Esure and Direct Line have both come under fire from BRIC for allegedly operating a ‘no laptops’ policy. BRIC claims that auditing engineers are asking to use repairers’ own Audatex AudaWorkstations to verify work estimates.
In doing so engineers would have access to customers’ personal information and other insurers’ data. As “data controllers” this could make repairers liable for criminal prosecution under the Data Protection Act. A spokeswoman for Esure said: ”We really can’t understand where these reports have come from. From the very beginning our engineers have always carried laptops.”
According to Esure, its repairers send work schedules electronically to its in-house technical department. These are downloaded to engineer’s lap-tops and taken to the site for auditing purposes.
A repairer based in London told AM that since Esure contracts were taken in-house at the end of last year this practice has changed. He says Esure engineers do not carry lap-tops and ask to use repairers’ own systems. They are then able to view every estimate the company has ever done. “I am very nervous about the integrity of the data we hold,” he says, adding: ”It is wholly inappropriate for the repairer to have to supply the equipment engineers need to do their job.”
Esure says it welcomes BRIC raising the issue and has sent a note to their engineers to point out the bad practise of using repairers’ systems.
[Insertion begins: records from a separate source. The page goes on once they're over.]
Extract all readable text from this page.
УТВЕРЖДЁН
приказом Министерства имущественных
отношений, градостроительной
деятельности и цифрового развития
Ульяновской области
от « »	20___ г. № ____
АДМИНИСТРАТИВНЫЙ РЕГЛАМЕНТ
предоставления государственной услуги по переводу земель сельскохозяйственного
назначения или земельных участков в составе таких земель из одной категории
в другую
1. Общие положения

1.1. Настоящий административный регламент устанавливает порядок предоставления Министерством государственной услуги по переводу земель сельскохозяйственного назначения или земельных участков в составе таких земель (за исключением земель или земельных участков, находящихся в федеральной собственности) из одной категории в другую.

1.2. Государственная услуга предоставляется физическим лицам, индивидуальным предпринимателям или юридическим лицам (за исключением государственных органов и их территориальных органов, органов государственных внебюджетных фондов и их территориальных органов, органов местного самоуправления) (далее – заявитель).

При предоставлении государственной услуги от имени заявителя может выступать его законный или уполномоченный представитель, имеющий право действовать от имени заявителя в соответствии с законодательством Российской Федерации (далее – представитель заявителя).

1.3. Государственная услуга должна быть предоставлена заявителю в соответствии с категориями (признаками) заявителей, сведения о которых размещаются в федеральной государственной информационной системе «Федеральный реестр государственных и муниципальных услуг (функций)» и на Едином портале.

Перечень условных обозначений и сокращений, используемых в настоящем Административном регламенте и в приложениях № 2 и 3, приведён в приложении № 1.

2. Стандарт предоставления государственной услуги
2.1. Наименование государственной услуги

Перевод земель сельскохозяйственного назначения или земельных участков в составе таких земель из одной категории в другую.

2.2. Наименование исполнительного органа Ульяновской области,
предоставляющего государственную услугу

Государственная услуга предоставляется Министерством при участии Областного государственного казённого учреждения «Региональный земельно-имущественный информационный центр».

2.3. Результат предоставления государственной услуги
Direct Line issued AM a short statement. “Direct Line does not have a ‘no laptops’ policy. We are in the process of moving towards a solution where all our engineers have laptops. Various offline solutions are available to repairers and engineers which are designed to ensure we are not in breach of data protection regulations.”
A source in a Yorkshire bodyshop told AM they had been asked by senior Direct Line engineers to provide an Audatex workstation for their use when visiting.
Audatex marketing manager, Sharon Wiggins says: ”Audatex systems enable a filter to be set which restricts the view of the engineer – or any third party – to work specific to that work provider. Using this should ensure there is no breach of the Data Protection Act. We will be communicating this to our customers via our web-site.”
She admits auditing engineers using Audatex workstations without the filter does expose repairers to risk under the Data Protection Act.